The name “chikungunya” derives from a word in the Kimakonde language, meaning “to become contorted”, and describes the stooped appearance of sufferers with joint pain (arthralgia). Chikungunya is a mosquito-borne viral disease transmitted to humans by infected mosquitoes. Aedes aegypti mosquito (also called yellow fever mosquito) is the primary transmission agent of Chikungunya Virus. Presence of stagnated water in and around human inhabitation is one of the main causes of increased aedes mosquito population. This in turn causes a large number of mosquito bites leading to the rapid spread of Chikungunya virus.
Chikungunya typically starts with one or more of the following symptoms - chills, fever, vomiting, nausea, head ache and joint pain. The attack is sudden and sometimes it is accompanied with rashes. Severe joint pain is the main and the most problematic symptom of Chikungunya.

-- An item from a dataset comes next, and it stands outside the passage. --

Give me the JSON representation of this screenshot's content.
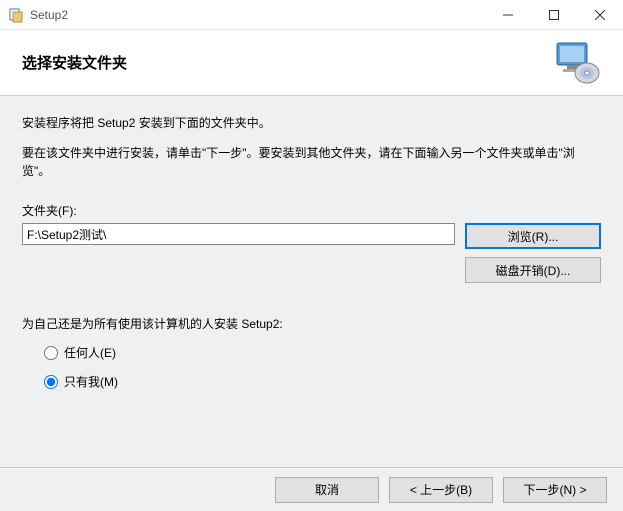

Between 2002 and 2012, there were 168 cases of chikungunya virus (CHIKV) imported into Australia. Victoria and New South Wales had the largest number of notifications. The main sources were Indonesia, India and Malaysia. The number of cases increased from 2008 to reach a peak in 2010 (n=64; 40%). Although Indonesia accounted for the majority of CHIKV notifications in Australia, travel from India had the highest CHIKV importation rate (number of imported cases per 100,000 travellers).